-¡Ya veo que sólo has estado haciendo daño! -exclamó la rnadre-. ¡A la bolsa contigo!
Y antes de que el Viento Sur se diera
cuenta, la anciana lo tomó por la cintura y lo metió en la bolsa. El grandullón se revolcó por el suelo, pero ella se le sentó encima, lo cual lo obligó a quedarse quieto.
-Tus hijos son gente muy nerviosa -comentó el Príncipe.
-Así es, pero yo me basto para dominarlos. Aquí llega el cuarto de ellos.
Era el Viento Este, que venía vestido a la usanza china.
-¡Oh! ¿Vienes de aquellas
regiones? -interrogó la madre-. Se me ocurre que quizá hayas estado en el Jardín del Edén.
-Pienso ir allí mañana
-respondió el Viento Este-. Mañana se cumplirán cien
años desde que estuve en ese lugar la última vez.
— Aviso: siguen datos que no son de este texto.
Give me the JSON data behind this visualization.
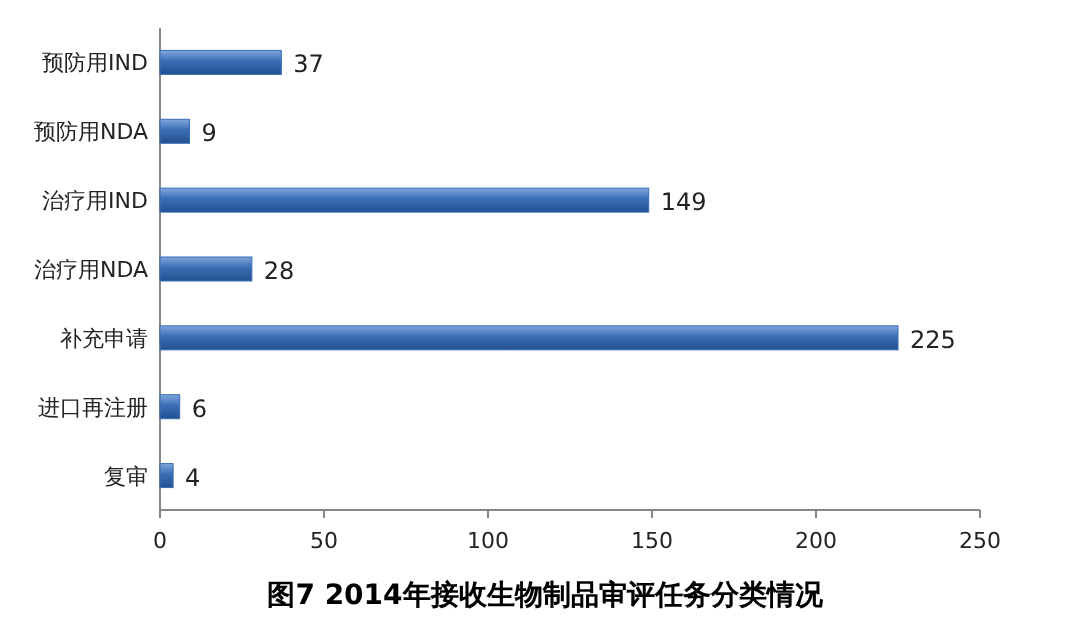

Acabo de llegar de China, donde bailé alrededor de la torre de porcelana hasta que todas las campanas empezaron a tocar a coro. Vi cómo azotaban a los mandarines en plena calle, hasta romperles las cañas de bambú en los hombros, y mira que eran todos gente de la primera a la novena jerarquía. Gritaban: "¡Gracias, gracias, padre y bienhechor!", pero no lo decían muy a conciencia. Y yo seguía haciendo sonar las campanas y cantando: "¡Tsing-tsang, tsu!".
-¡Pues vaya que te jactas de
semejante cosa! -observó la anciana-. Es una gran cosa que tengas que ir mañana al Jardín del Edén; eso te hará mejorar de conducta. No te olvides de beber en la fuente de la sabiduría, y de traerme a casa una botella de aquellas aguas.